De nouveaux insectes jouent les envahisseurs 0
  • 1
  • 2
  • 3
  • 4
  • 5

Publié le jeudi 14 mai 2009 par : Tribune

Catégories : environnement

Avec le réchauffement climatique, les espèces d'insectes invasives profitent des températures propices pour s'installer en région Centre et dans le Loiret. Il en est une dont le lien entre l'expansion et l'élévation des températ...
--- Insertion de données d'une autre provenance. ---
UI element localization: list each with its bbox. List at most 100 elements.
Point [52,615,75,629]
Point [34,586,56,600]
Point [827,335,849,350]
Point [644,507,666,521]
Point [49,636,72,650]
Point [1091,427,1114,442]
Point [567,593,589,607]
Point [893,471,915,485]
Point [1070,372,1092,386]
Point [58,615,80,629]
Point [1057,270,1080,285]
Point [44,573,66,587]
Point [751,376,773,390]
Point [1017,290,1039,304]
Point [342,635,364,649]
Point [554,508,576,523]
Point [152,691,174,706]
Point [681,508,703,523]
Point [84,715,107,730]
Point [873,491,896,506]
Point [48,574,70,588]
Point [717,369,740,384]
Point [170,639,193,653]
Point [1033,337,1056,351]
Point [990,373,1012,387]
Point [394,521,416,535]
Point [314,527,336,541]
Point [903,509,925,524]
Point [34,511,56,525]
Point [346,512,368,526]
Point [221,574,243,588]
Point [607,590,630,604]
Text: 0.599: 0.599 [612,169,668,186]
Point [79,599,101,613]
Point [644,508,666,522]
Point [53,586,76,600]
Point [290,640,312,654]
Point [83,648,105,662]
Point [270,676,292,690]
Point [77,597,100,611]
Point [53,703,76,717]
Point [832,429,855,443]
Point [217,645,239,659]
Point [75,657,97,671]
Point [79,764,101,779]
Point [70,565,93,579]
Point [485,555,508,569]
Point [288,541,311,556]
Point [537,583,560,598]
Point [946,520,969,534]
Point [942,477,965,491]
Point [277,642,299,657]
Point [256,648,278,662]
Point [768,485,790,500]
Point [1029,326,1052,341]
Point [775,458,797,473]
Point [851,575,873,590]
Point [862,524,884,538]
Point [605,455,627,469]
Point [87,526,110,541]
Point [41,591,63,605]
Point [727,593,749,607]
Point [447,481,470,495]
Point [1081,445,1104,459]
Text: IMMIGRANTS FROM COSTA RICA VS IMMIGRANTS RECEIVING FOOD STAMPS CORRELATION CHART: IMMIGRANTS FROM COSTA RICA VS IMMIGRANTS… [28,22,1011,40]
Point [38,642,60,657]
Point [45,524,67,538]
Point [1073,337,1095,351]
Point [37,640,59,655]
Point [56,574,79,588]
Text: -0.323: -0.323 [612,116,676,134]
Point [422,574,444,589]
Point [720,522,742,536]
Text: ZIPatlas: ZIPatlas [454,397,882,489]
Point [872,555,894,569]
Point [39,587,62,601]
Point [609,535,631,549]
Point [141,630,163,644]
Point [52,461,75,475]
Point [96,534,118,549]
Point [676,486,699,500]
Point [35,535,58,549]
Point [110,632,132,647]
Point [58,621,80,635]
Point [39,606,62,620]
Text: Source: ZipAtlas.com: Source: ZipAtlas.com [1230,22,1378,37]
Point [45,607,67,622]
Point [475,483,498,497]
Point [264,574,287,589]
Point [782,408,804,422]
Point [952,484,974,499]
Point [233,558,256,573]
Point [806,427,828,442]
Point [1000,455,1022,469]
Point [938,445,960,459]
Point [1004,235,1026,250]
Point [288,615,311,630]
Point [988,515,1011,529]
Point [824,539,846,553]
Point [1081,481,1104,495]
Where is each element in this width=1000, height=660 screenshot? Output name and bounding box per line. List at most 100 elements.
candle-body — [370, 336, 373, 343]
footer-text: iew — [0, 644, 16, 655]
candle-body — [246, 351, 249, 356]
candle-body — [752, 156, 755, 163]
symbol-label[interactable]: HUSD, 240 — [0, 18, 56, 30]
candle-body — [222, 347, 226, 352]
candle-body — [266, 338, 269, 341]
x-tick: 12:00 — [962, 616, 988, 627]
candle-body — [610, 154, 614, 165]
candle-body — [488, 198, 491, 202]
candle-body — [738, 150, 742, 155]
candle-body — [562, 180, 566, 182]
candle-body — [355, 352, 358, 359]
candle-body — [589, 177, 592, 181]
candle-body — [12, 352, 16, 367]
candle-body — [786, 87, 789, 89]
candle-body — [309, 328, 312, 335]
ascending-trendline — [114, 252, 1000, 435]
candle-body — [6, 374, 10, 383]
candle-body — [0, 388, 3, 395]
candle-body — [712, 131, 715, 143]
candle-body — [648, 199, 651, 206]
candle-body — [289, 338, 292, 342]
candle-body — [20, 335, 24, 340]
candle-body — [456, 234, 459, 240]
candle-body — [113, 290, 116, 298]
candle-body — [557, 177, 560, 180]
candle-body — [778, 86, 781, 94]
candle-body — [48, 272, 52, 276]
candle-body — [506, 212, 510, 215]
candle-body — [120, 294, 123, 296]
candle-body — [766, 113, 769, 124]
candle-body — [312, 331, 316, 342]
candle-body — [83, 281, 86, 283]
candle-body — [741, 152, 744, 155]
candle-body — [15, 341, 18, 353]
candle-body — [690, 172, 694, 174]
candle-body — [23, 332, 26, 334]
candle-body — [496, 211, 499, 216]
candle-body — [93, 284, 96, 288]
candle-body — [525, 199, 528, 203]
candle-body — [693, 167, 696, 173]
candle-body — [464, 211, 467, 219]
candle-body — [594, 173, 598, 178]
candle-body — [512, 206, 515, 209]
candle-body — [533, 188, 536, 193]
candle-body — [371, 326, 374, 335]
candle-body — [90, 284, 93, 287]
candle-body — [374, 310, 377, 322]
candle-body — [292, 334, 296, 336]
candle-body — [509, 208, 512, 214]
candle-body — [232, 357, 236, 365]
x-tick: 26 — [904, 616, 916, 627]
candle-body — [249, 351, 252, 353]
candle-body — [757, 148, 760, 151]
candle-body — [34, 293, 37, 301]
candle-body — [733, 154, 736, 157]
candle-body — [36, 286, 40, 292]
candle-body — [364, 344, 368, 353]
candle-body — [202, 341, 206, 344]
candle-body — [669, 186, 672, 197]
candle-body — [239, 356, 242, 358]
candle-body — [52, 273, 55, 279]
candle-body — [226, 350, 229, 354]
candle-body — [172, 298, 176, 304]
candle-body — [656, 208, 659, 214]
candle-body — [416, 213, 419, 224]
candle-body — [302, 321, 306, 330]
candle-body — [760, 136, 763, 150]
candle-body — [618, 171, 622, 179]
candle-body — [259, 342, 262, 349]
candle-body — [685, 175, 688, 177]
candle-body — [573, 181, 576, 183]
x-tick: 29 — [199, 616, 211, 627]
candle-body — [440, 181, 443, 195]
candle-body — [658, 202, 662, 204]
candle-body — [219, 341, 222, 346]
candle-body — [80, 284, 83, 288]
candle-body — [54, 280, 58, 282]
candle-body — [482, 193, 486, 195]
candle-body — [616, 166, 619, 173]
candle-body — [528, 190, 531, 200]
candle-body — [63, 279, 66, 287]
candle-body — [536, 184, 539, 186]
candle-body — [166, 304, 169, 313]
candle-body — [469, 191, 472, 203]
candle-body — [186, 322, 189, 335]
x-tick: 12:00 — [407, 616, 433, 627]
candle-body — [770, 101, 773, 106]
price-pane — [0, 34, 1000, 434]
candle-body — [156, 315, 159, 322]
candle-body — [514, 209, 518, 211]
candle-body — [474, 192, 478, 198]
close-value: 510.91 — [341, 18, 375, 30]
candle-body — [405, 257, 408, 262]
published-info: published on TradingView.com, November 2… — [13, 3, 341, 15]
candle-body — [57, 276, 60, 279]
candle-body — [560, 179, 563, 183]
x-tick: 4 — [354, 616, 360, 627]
Avec le réchauffement climatique, les espèces d'insectes invasives profitent des températures propices pour s'installer en région Centre et dans le Loiret. Il en est une dont le lien entre l'expansion et l'élévation des températures est prouvée : la chenille processionnaire du pin. Pour sa défense, l'homme a planté de nombreux pin noirs dont elle raffole, le long des routes. En revanche rien n'est démontré concernant la relation entre les espèces exotiques et le changement climatique, indique Alain Roques, directeur de recherche à l’Institut national de recherche agricole -INRA- en zoologie forestière. «La processionnaire, espèce d’origine méditerranéenne, a progressé dans les années 90 dans la région», explique Christelle Robinet, chercheuse à l’INRA, «pendant longtemps on ne la voyait passer la Loire qu’avec les hivers doux». Depuis le milieu des années 1990, le climat a permis à l’insecte de s’établir dans des régions auparavant hostiles comme la Beauce. Seul le nord de l’Eure-et-loir n’est pas encore colonisé. «En 2003, la chenille avait presque disparu mais elle est revenue aussi fort qu’avant car elle a peu de prédateurs naturels ici», explique Jérôme Rousselet chercheur à l'INRA et spécialiste de l'espèce.

On pourrait se dire qu’il ne s’agit que d’une banale chenille sauf que celle-ci fait des ravages dans les forêts. Elle est surtout est très urticante et peut causer jusqu’à un choc anaphylactique ! Il existe un traitement peu coûteux par voie aérienne sur les forêts mais celui-ci n'est pas adapté aux zones d'élevage et à la ville où il faut traiter les arbres un par un. C’est pour cela que l’INRA cherche de nouvelles solutions du côté des prédateurs naturels comme la mésange, les larves d'oeufs ou encore les virus, en plus des techniques mécaniques et des pièges à base de phéromones. Hormis la processionnaire, on compte 626 espèces exotiques d'insectes en France*. Plus de 65% ne sont présentes que dans les habitats créés par l'homme : parcs, jardins... Il n'y a pas de données spécifiques pour la région Centre. On trouve néanmoins la mineuse du marronnier d'Inde -d'origine balkanique- qui fait devenir les feuilles rouges et a été observée dès 2001 dans le Loiret, le capricorne asiatique introduit à Gien et aperçu à partir de 2003 qui s'attaque aux feuillus urbains comme les érables. Dans le même genre, la punaise nord-américaine s'en prend aux graines de conifères et limite leur régénération. On a pu l'observer en 2007 dans le Loiret. Et les termites ? D'après Anne-Geneviève Bagnères, directrice de recherche du CNRS, spécialiste basée à l'université de Tours, il n'y en a pas dans le Loiret. Le Loir-et-Cher et l'Indre-et- Loire sont en revanche touchés ainsi que l'Essonne.

Dans le département, ce n'est qu'une question de temps. Pour cette chercheuse, l’arrivée des termites est indirectement liée au réchauffement climatique. Depuis les années 50, avec le chauffage, les sous-sols se réchauffent dans les villes et ont fait se déplacer des colonies qui sont présentes au naturel dans le Sud... Les espèces invasives suivent les déplacements des hommes. Autre phénomène lié au réchauffement : la fièvre catarrhale du mouton ou maladie de la langue bleue -non transmissible à l'homme. Le culicoïdes imicola, un insecte tropical venu d'Afrique du Nord en est le vecteur principal sauf que d'autres mouches propagent désormais la maladie. 170 foyers en 2007 et 102 en 2008 avaient été répertoriés dans le Loiret. Il n'y a pas de cas signalé cette année selon Hélène Lecoeur, directrice départementale des services vétérinaires. Une campagne de vaccination est en cours. *Source : inventaire du projet européen “DAISIE” en 2008.